—Et où voulez-vous qu'il demeure? Allez prendre soin de ses bagages.
—Pardon, madame; mais où faudra-t-il les porter?
—Où? sotte que vous êtes! dans la chambre de la marquise! Est-ce que la place d'un mari n'est pas auprès de sa femme?»
Gaston entra tout poudreux chez sa belle-mère, et son premier coup d'œil chercha Lucile absente. Mme Benoît, plus prévenante qu'aux meilleurs jours, répondit à ce regard:
«Vous cherchez Lucile? Elle dîne chez une amie; mais il est tard, vous la verrez avant une heure. Enfin, vous voici donc! Embrassez-moi, mon gendre; je vous pardonne.
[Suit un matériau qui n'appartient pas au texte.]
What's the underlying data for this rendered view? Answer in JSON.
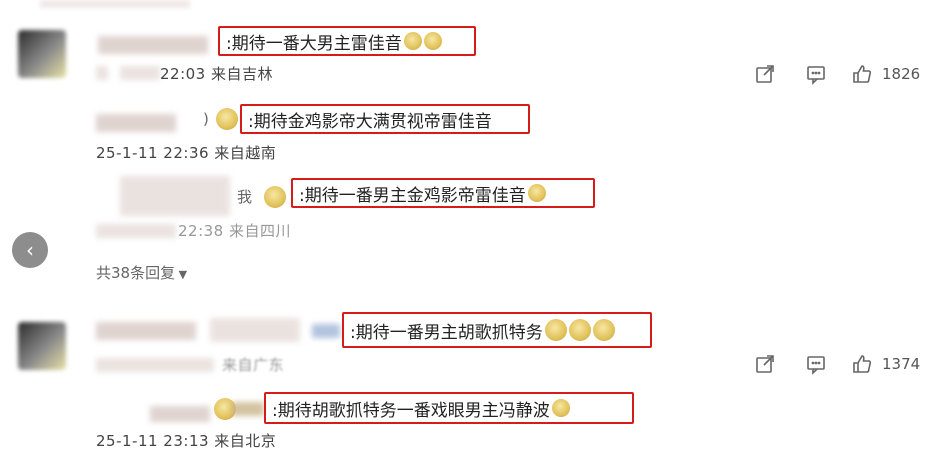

—Ma foi! mon aimable mère, vous me volez le premier mot que je voulais vous dire. Que tous vos torts soient effacés par ce baiser!
—Si j'ai des torts, vous les aviez justifiés d'avance par cette incroyable manie dont vous êtes enfin corrigé! Vouloir vivre avec les loups à votre âge! Avouez que c'était de l'aveuglement et rendez grâces à celle qui vous a éclairé! N'êtes-vous pas mieux ici que partout ailleurs? et peut-on vivre une vie humaine hors de Paris?
—Pardon, madame, mais je ne suis pas venu à Paris pour y vivre.
—Et pour quoi donc faire? pour y mourir?
—Je n'y resterai pas assez longtemps pour que la nostalgie m'emporte. Je suis venu à Paris pour chercher ma femme et faire une visite indispensable.